E tudo isto faz parte da deterioração que o próprio sistema ocasiona. A força de trabalho continua a ser vendida ainda que logicamente, não estamos necessariamente no padrão fordista típico, porém, de ali a considerar que estamos diante de uma autêntica revolução e que disto vai surgir uma nova classe trabalhadora com maiores direitos e garantias é ser ingênuos e não compreender qual a lógica do sistema, a cuja cabeça esta o capital financeiro.

O chamado precariado, por autores como Standing, trabalha, mas não tem emprego. [⁶] Se ilusiona com a ideia de estar “em contato com o mundo” desde sua própria casa e não perde tempo com o trânsito das ruas, porém, é instável, o trabalho é incerto, depende exclusivamente do salário porque carece de direitos e na verdade, não é dono do seu tempo por estar sempre à disposição. 
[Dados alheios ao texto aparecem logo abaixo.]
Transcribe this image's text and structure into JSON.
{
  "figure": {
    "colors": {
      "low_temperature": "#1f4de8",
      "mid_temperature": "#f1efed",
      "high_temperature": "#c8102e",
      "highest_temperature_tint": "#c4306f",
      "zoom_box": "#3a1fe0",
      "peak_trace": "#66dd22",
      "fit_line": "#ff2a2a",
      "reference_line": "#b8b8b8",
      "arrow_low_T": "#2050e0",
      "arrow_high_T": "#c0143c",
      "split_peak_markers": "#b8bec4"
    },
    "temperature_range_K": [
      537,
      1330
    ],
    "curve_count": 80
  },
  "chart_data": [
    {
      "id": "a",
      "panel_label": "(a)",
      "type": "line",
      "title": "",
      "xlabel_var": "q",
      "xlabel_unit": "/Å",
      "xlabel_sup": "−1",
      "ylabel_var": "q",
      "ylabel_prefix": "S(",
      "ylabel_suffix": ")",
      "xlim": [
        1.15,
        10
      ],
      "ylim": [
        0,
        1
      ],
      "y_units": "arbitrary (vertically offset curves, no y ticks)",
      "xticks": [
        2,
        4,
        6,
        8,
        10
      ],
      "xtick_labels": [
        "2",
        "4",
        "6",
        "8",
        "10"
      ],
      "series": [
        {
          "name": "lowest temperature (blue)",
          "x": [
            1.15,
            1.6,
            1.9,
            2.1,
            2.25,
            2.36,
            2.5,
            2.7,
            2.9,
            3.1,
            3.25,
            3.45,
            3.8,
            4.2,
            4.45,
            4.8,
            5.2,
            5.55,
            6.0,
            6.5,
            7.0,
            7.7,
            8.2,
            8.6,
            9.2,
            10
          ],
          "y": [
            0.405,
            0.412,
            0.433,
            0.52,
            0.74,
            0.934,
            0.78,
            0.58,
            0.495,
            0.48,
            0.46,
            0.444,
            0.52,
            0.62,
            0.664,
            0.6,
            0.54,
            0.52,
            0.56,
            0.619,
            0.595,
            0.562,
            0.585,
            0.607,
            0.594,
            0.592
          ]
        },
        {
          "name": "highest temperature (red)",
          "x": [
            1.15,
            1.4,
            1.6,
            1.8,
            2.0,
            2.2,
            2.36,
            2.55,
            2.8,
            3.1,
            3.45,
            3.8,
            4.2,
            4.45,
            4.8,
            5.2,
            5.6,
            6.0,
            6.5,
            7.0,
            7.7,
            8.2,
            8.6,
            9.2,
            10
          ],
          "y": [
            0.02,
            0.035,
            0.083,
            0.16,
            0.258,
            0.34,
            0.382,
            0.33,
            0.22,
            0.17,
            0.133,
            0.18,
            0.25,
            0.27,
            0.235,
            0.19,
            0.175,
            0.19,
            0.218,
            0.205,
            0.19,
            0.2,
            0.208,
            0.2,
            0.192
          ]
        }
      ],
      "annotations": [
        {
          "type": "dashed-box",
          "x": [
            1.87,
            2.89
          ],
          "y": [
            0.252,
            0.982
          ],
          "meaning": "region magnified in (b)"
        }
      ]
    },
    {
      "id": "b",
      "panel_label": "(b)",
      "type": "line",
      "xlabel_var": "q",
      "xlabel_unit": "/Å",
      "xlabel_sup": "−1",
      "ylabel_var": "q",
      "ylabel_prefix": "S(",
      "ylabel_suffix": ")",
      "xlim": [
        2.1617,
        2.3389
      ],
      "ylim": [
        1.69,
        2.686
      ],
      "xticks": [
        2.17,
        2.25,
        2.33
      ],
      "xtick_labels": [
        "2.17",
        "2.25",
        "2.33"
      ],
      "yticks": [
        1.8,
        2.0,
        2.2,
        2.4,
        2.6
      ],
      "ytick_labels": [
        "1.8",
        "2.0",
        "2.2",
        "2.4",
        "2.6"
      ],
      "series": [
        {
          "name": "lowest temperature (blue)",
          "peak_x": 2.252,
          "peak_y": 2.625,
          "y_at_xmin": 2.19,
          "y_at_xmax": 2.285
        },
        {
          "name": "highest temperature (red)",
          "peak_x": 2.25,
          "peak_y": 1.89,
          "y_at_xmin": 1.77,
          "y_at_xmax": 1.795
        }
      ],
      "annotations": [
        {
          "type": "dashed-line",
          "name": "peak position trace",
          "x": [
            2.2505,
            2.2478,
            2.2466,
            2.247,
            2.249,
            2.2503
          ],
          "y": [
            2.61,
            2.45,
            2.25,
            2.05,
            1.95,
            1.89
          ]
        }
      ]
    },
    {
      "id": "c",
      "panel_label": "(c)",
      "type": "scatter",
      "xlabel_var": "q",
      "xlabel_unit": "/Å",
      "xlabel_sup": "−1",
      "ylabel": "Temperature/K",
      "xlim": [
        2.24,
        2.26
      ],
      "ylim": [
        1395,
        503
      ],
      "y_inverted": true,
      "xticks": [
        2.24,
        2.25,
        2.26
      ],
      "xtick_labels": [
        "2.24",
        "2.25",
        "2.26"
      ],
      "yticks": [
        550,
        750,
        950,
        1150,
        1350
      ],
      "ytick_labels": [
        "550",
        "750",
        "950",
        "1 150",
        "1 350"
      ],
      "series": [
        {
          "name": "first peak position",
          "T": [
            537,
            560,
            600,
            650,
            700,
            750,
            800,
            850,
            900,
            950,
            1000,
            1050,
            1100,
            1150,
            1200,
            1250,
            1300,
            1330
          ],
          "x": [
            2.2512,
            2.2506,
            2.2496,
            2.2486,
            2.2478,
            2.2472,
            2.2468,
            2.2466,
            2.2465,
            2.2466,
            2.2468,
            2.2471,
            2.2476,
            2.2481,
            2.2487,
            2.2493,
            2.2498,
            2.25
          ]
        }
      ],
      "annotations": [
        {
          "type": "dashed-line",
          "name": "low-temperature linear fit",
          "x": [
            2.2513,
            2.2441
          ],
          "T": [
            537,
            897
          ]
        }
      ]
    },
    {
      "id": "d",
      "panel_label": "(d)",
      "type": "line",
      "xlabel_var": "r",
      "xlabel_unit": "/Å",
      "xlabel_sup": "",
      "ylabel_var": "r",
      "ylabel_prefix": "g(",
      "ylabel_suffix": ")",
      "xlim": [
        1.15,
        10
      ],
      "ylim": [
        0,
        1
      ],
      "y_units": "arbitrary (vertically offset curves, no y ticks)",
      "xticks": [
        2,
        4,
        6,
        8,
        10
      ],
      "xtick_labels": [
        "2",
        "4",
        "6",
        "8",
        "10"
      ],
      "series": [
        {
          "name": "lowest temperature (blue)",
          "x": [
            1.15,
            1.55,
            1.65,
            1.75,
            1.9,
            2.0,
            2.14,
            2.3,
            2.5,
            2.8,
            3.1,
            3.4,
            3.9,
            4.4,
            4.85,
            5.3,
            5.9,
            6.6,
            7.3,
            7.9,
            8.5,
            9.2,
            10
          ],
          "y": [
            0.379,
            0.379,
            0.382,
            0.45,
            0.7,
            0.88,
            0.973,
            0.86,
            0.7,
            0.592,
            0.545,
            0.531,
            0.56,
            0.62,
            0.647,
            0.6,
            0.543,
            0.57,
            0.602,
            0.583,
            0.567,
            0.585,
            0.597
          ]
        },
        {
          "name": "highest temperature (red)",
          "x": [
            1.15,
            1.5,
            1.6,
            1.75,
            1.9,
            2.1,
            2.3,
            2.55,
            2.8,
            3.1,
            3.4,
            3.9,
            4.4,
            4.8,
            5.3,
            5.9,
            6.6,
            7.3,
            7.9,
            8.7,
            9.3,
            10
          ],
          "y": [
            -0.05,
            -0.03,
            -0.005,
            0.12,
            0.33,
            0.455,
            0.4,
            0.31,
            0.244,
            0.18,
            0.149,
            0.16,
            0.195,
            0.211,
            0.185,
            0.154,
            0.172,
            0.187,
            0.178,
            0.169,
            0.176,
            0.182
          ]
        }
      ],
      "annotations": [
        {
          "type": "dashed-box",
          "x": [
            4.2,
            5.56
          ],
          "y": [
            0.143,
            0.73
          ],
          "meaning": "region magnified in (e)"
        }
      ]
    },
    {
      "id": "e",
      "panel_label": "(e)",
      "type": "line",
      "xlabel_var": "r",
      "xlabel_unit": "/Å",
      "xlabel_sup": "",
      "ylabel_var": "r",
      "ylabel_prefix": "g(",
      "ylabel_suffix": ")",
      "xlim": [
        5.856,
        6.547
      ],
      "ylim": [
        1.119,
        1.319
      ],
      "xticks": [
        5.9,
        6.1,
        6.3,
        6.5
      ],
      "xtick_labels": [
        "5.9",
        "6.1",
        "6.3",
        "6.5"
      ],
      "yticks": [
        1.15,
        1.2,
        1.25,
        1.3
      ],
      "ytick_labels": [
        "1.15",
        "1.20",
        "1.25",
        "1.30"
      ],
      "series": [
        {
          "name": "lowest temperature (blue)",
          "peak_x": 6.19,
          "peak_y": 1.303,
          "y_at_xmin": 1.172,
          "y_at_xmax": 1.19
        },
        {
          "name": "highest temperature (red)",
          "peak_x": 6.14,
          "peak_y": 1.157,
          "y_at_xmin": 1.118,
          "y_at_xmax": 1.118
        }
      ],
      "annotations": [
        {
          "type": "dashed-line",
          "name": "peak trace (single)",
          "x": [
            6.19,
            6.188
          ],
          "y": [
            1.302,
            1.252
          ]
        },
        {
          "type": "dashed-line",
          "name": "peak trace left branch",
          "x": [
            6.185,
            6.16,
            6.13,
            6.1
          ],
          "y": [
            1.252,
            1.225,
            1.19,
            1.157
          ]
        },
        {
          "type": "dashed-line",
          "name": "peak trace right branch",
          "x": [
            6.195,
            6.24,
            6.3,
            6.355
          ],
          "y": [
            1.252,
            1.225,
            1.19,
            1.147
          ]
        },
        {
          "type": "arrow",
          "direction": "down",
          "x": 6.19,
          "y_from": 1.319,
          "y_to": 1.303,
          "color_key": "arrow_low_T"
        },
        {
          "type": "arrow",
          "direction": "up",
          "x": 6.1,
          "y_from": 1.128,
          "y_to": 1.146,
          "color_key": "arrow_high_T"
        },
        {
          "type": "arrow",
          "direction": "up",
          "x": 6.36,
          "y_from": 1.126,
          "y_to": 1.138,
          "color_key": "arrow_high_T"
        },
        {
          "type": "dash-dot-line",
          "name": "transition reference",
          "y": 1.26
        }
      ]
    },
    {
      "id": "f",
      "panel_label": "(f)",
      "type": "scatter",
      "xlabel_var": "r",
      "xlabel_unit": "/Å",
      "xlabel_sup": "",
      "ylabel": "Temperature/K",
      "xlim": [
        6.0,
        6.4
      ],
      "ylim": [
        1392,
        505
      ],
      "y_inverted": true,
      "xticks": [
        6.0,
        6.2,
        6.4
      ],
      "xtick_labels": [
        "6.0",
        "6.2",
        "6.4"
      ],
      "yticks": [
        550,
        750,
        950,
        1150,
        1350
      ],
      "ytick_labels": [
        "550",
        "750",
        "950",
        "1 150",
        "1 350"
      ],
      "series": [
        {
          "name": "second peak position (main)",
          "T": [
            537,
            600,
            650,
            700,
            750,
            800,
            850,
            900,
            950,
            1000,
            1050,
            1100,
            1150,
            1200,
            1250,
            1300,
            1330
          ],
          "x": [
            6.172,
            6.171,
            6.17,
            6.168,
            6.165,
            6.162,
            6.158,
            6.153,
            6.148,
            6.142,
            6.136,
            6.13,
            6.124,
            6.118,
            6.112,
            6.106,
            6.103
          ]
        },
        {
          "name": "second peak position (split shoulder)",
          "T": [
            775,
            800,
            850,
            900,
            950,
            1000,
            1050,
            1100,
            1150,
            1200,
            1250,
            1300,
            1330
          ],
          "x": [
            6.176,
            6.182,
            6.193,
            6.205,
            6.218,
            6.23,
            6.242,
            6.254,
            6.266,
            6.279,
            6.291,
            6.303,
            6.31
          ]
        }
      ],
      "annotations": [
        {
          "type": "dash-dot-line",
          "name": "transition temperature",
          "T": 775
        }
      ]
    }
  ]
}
Por isso, a Constituição de 1988 deve ser conhecida, mostrada, ensinada, interpretada e efetivada por e para os trabalhadores, que devem se apropriar especialmente do conjunto dos direitos estampados, especialmente entre os artigos 6 a 11.  O Constitucionalismo social, oriundo do nosso cenário latino-americano, tem um entrelaçamento com a luta social. Não surgiu ao acaso e os direitos e garantias dos trabalhadores estão para ser defendidas e aumentadas sobre a base da educação, a organização e a disposição para enfrentar as forças do capital.

Constitucionalismo é isso. Se constrói assim desde que os nobres fizeram assinar a João a Carta de 1215, avançou e adquiriu solidez universal com a vitória sobre o absolutismo no século XVIII e arquitetou uma nova morfologia estatal e uma compreensão de direitos e garantias para os trabalhadores no começo do século XX. Hoje a defesa de todos eles são um desafio, Há que estar atentos a estas modificações no mundo do trabalho para que, por supuesto, direitos dos trabalhadores e trabalhadoras sejam efetivados.


Notas e Referências

[1] Los derechos humanos laborales en las Constituciones latinoamericanas (el centenario de la Constitución de Querétaro) in http://www.scielo.org.mx/scielo.php?script=sci_arttext&pid=S1870-46702017000200183

[2] Idem. Ibid. P. 3-5

[3] Idem. Ibid. p. 3-5.

[5] Filgueiras e Cavalcante, O trabalho no século XXI e o novo adeus à classe trabalhadora In princípios. Vol. 39. N. 59. 2020

[6] STANDING, Guy. The precariat: the new dangerous class. Londres: Bloomsbury Academ- ic, 2011. No excelente trabalho de Filgueiras e Cavalcante.